Certain identification to species depends on details like the length of the nasal groove and scaling on the tarsus. Birds in breeding plumage can also (with some experience) be identified by the underside pattern: the grey-tailed tattler has fine barring on throat, breast and flanks only, which appear light grey from a distance; the rest of the underside is pure white. The wandering tattler has a coarser barring, still visible from quite far away, all the way from the throat to the undertail coverts. In non-breeding plumage, observers with much experience will note that the wandering tattler is an overall darker bird with very weak supercilia, whereas the grey-tailed tattler is lighter - particularly on the face, due to their stronger supercilia. Their normal calls also differ strongly; the grey-tailed tattler has a disyllabic whistle, whereas the wandering tattler has a rippling trill. But when they flee from the observer or are otherwise startled or excited, both species alike give a variety of longer or shorter alarm calls.

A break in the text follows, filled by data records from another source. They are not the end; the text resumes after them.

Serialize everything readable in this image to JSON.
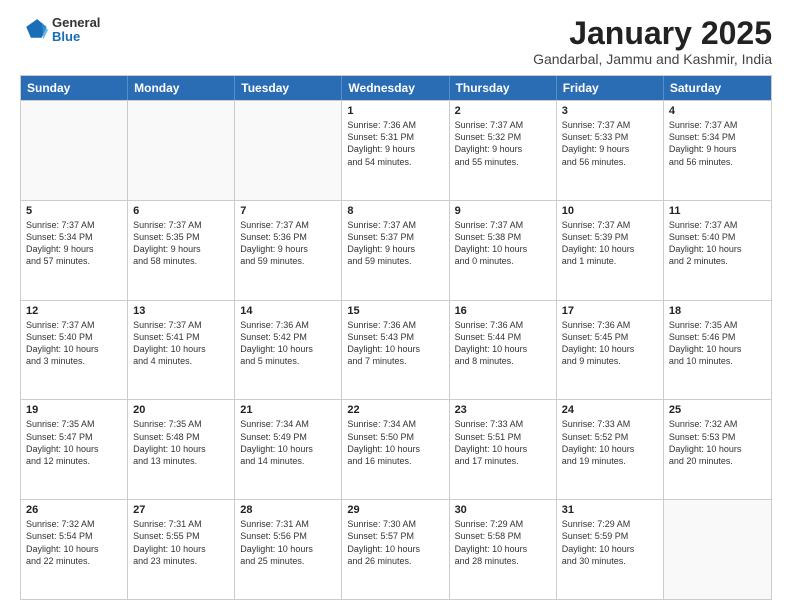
{
  "header": {
    "logo_general": "General",
    "logo_blue": "Blue",
    "month_title": "January 2025",
    "subtitle": "Gandarbal, Jammu and Kashmir, India"
  },
  "days_of_week": [
    "Sunday",
    "Monday",
    "Tuesday",
    "Wednesday",
    "Thursday",
    "Friday",
    "Saturday"
  ],
  "weeks": [
    [
      {
        "day": "",
        "info": []
      },
      {
        "day": "",
        "info": []
      },
      {
        "day": "",
        "info": []
      },
      {
        "day": "1",
        "info": [
          "Sunrise: 7:36 AM",
          "Sunset: 5:31 PM",
          "Daylight: 9 hours",
          "and 54 minutes."
        ]
      },
      {
        "day": "2",
        "info": [
          "Sunrise: 7:37 AM",
          "Sunset: 5:32 PM",
          "Daylight: 9 hours",
          "and 55 minutes."
        ]
      },
      {
        "day": "3",
        "info": [
          "Sunrise: 7:37 AM",
          "Sunset: 5:33 PM",
          "Daylight: 9 hours",
          "and 56 minutes."
        ]
      },
      {
        "day": "4",
        "info": [
          "Sunrise: 7:37 AM",
          "Sunset: 5:34 PM",
          "Daylight: 9 hours",
          "and 56 minutes."
        ]
      }
    ],
    [
      {
        "day": "5",
        "info": [
          "Sunrise: 7:37 AM",
          "Sunset: 5:34 PM",
          "Daylight: 9 hours",
          "and 57 minutes."
        ]
      },
      {
        "day": "6",
        "info": [
          "Sunrise: 7:37 AM",
          "Sunset: 5:35 PM",
          "Daylight: 9 hours",
          "and 58 minutes."
        ]
      },
      {
        "day": "7",
        "info": [
          "Sunrise: 7:37 AM",
          "Sunset: 5:36 PM",
          "Daylight: 9 hours",
          "and 59 minutes."
        ]
      },
      {
        "day": "8",
        "info": [
          "Sunrise: 7:37 AM",
          "Sunset: 5:37 PM",
          "Daylight: 9 hours",
          "and 59 minutes."
        ]
      },
      {
        "day": "9",
        "info": [
          "Sunrise: 7:37 AM",
          "Sunset: 5:38 PM",
          "Daylight: 10 hours",
          "and 0 minutes."
        ]
      },
      {
        "day": "10",
        "info": [
          "Sunrise: 7:37 AM",
          "Sunset: 5:39 PM",
          "Daylight: 10 hours",
          "and 1 minute."
        ]
      },
      {
        "day": "11",
        "info": [
          "Sunrise: 7:37 AM",
          "Sunset: 5:40 PM",
          "Daylight: 10 hours",
          "and 2 minutes."
        ]
      }
    ],
    [
      {
        "day": "12",
        "info": [
          "Sunrise: 7:37 AM",
          "Sunset: 5:40 PM",
          "Daylight: 10 hours",
          "and 3 minutes."
        ]
      },
      {
        "day": "13",
        "info": [
          "Sunrise: 7:37 AM",
          "Sunset: 5:41 PM",
          "Daylight: 10 hours",
          "and 4 minutes."
        ]
      },
      {
        "day": "14",
        "info": [
          "Sunrise: 7:36 AM",
          "Sunset: 5:42 PM",
          "Daylight: 10 hours",
          "and 5 minutes."
        ]
      },
      {
        "day": "15",
        "info": [
          "Sunrise: 7:36 AM",
          "Sunset: 5:43 PM",
          "Daylight: 10 hours",
          "and 7 minutes."
        ]
      },
      {
        "day": "16",
        "info": [
          "Sunrise: 7:36 AM",
          "Sunset: 5:44 PM",
          "Daylight: 10 hours",
          "and 8 minutes."
        ]
      },
      {
        "day": "17",
        "info": [
          "Sunrise: 7:36 AM",
          "Sunset: 5:45 PM",
          "Daylight: 10 hours",
          "and 9 minutes."
        ]
      },
      {
        "day": "18",
        "info": [
          "Sunrise: 7:35 AM",
          "Sunset: 5:46 PM",
          "Daylight: 10 hours",
          "and 10 minutes."
        ]
      }
    ],
    [
      {
        "day": "19",
        "info": [
          "Sunrise: 7:35 AM",
          "Sunset: 5:47 PM",
          "Daylight: 10 hours",
          "and 12 minutes."
        ]
      },
      {
        "day": "20",
        "info": [
          "Sunrise: 7:35 AM",
          "Sunset: 5:48 PM",
          "Daylight: 10 hours",
          "and 13 minutes."
        ]
      },
      {
        "day": "21",
        "info": [
          "Sunrise: 7:34 AM",
          "Sunset: 5:49 PM",
          "Daylight: 10 hours",
          "and 14 minutes."
        ]
      },
      {
        "day": "22",
        "info": [
          "Sunrise: 7:34 AM",
          "Sunset: 5:50 PM",
          "Daylight: 10 hours",
          "and 16 minutes."
        ]
      },
      {
        "day": "23",
        "info": [
          "Sunrise: 7:33 AM",
          "Sunset: 5:51 PM",
          "Daylight: 10 hours",
          "and 17 minutes."
        ]
      },
      {
        "day": "24",
        "info": [
          "Sunrise: 7:33 AM",
          "Sunset: 5:52 PM",
          "Daylight: 10 hours",
          "and 19 minutes."
        ]
      },
      {
        "day": "25",
        "info": [
          "Sunrise: 7:32 AM",
          "Sunset: 5:53 PM",
          "Daylight: 10 hours",
          "and 20 minutes."
        ]
      }
    ],
    [
      {
        "day": "26",
        "info": [
          "Sunrise: 7:32 AM",
          "Sunset: 5:54 PM",
          "Daylight: 10 hours",
          "and 22 minutes."
        ]
      },
      {
        "day": "27",
        "info": [
          "Sunrise: 7:31 AM",
          "Sunset: 5:55 PM",
          "Daylight: 10 hours",
          "and 23 minutes."
        ]
      },
      {
        "day": "28",
        "info": [
          "Sunrise: 7:31 AM",
          "Sunset: 5:56 PM",
          "Daylight: 10 hours",
          "and 25 minutes."
        ]
      },
      {
        "day": "29",
        "info": [
          "Sunrise: 7:30 AM",
          "Sunset: 5:57 PM",
          "Daylight: 10 hours",
          "and 26 minutes."
        ]
      },
      {
        "day": "30",
        "info": [
          "Sunrise: 7:29 AM",
          "Sunset: 5:58 PM",
          "Daylight: 10 hours",
          "and 28 minutes."
        ]
      },
      {
        "day": "31",
        "info": [
          "Sunrise: 7:29 AM",
          "Sunset: 5:59 PM",
          "Daylight: 10 hours",
          "and 30 minutes."
        ]
      },
      {
        "day": "",
        "info": []
      }
    ]
  ]
}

Tattlers are strongly migratory and winter in the tropics and subtropics on muddy and sandy coasts. These are not particularly gregarious birds and are seldom seen in large flocks except at roosts. These birds forage on the ground or water, picking up food by sight. They eat insects, crustaceans and other invertebrates.

Their breeding habitat is stony riverbeds. They nest on the ground, but these waders will perch in trees and sometimes use old nests of other birds.